Certains écrivains paraissent mépriser ou sous-estimer l'autobiographie (bien qu'ils s'en servent quelquefois incognito). Tout au plus la considèrent-ils comme à la lisière de la littérature. L'art et la véracité peuvent-ils vraiment cohabiter ?

Je ne sais si les écrivains dont il est fait état ne cachent pas leur jeu ou ne se trompent pas sur eux-mêmes. Il n'est pas rare, en effet, d'entendre ou de lire : " C'est un premier roman, surtout autobiographique, forcément, car ensuite j'ai créé un autre univers ". L'autobiographie, semble-t-on vouloir donner à croire, est un passage obligé de débutant, dont on s'affranchit en prenant du métier. Et en fin de carrière, on voit ces mêmes auteurs publier leurs Mémoires, revenir, en quelque sorte, à la case départ.

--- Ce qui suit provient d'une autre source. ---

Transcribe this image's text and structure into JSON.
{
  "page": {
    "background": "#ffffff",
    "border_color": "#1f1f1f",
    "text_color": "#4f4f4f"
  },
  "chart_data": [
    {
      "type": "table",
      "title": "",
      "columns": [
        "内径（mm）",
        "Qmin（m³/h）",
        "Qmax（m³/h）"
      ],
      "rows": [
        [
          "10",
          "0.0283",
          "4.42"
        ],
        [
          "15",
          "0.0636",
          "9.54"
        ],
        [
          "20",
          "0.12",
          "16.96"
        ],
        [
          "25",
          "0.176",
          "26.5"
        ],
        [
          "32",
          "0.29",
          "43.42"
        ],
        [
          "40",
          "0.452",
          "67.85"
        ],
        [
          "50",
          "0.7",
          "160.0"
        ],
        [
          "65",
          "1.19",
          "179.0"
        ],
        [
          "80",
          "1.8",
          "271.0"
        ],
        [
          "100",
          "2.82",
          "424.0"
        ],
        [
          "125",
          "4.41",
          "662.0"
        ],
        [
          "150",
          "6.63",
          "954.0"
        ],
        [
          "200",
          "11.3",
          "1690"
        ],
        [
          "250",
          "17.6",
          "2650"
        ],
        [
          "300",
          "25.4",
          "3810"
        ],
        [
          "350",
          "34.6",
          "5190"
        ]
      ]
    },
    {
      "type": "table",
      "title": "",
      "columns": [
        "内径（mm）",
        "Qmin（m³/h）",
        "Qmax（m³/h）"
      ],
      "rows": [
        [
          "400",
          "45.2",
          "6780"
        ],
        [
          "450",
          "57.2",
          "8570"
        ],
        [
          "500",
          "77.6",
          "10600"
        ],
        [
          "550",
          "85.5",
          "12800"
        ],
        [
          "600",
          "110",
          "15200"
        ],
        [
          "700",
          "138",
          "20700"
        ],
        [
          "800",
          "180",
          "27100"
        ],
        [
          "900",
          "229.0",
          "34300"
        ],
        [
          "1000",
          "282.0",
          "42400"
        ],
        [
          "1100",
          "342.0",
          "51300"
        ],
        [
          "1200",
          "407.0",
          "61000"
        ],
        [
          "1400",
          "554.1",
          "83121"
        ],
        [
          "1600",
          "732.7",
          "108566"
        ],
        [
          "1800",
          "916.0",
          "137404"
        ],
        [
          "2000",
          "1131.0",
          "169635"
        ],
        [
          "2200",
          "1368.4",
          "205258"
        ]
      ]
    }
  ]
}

L'ont-ils jamais quittée ? Qu'on envisage, en prenant de l'âge, de se rassembler en un bouquet final est la chose au monde la mieux partagée. Les anciens reviennent au village, racontent à qui veut bien entendre leur maturité, puis leur jeunesse, enfin leur enfance. Celui et celle qui savent écrire les offrent au public, exorcisant leurs démons, glorifiant leurs faiblesses, se donnant l'illusion de l'objectivité. En fait, ils parlent d'eux-mêmes, non tels qu'ils ont été mais tel qu'ils sont au moment où ils s'expriment. Leur passé est mort et ce n'est que de l'ici et du maintenant dont il s'entretiennent (hic et nunc).

Ainsi en a-t-il été, à leur corps et coeur défendant, tout au long de leur carrière. On ne parle ou n'écrit que de ce que l'on connaît. Graham Greene passe par Cuba ou l'Afrique, etc., et chaque fois, laisse un chef d'oeuvre dont l'action se situe dans le pays rencontré. André Malraux fait de même pour la Chine, l'Espagne, etc. Cet exemple du lieu est symbolique : le temps, l'action narrés se nourrissent des milieux fréquentés, des personnes entrevues. L'imagination repose sur le socle du vécu, ce qui a été vu, entendu, senti ou appris dans les livres. Les soeurs Brontë (Jane Eyre, Les Hauts de Hurlevent, La Locataire de Whitefeld) racontent, à l'exception du dernier ouvrage fondé sur l'alcoolisme de leur frère Branwell, les passions qu'elles n'ont vécues que par procuration, repues qu'elles étaient de romantisme littéraire, de conservatisme politique, d'âpreté de paysages. Le roman se fait alors le vecteur d'une cause ancrée au tréfonds de l'auteur : la liberté, l'amour, la religion, le bien, le mal, que sais-je ? De plus, la littérature personnelle compte d'immenses chefs d'oeuvre. Lorsque le " je " devient le sujet princeps du discours, on croise Saint Augustin, Montaigne, Rousseau, Proust et combien d'autres. Bref, que toute littérature soit écrite de la même encre que l'autobiographie, comme le disait en substance Albert Thibaudet, paraît une évidence. Le nier relèverait de l'illusion.

Il n'existe donc pas de hiérarchie. L'autobiographie ne se situe pas à une lisière, elle est littérature et toute littérature n'est qu'autobiographique. Se pose la seule question du talent ou mieux, du génie. L'observation, l'obsession, la foi, la perspicacité, l'effet de réel ou de rêve, la fantasmagorie n'ont pas de grande valeur en soi. Il leur faut passer par l'épreuve de l'écriture. J'ai analysé ailleurs cette naissance du souvenir à la réalité littéraire à propos de Rousseau. Seules, en effet, traversent les siècles les oeuvres des grands écrivains, et les oeuvres autobiographiques ne font pas exception. Le reste (histoires de stars, etc.) n'est que bavardage.

Demeure le faux problème de la cohabitation de l'art et de la véracité. Faux, car si l'on entend par " véracité " l'adéquation au réel de soi, l'autobiographie ne s'en départit jamais. Est " vrai " ce que je suis, mes mensonges, mes affabulations, mes stylisations, mes mystifications et mythisations y compris. J'ai souvent souligné dans Récits de Vie que la notion de " fidélité " rend mieux compte de l'authenticité autobiographique. Quant à l'art, il est ou il n'est pas : s'il est, l'oeuvre est bonne ; s'il n'est pas, elle devient illisible ou simple document.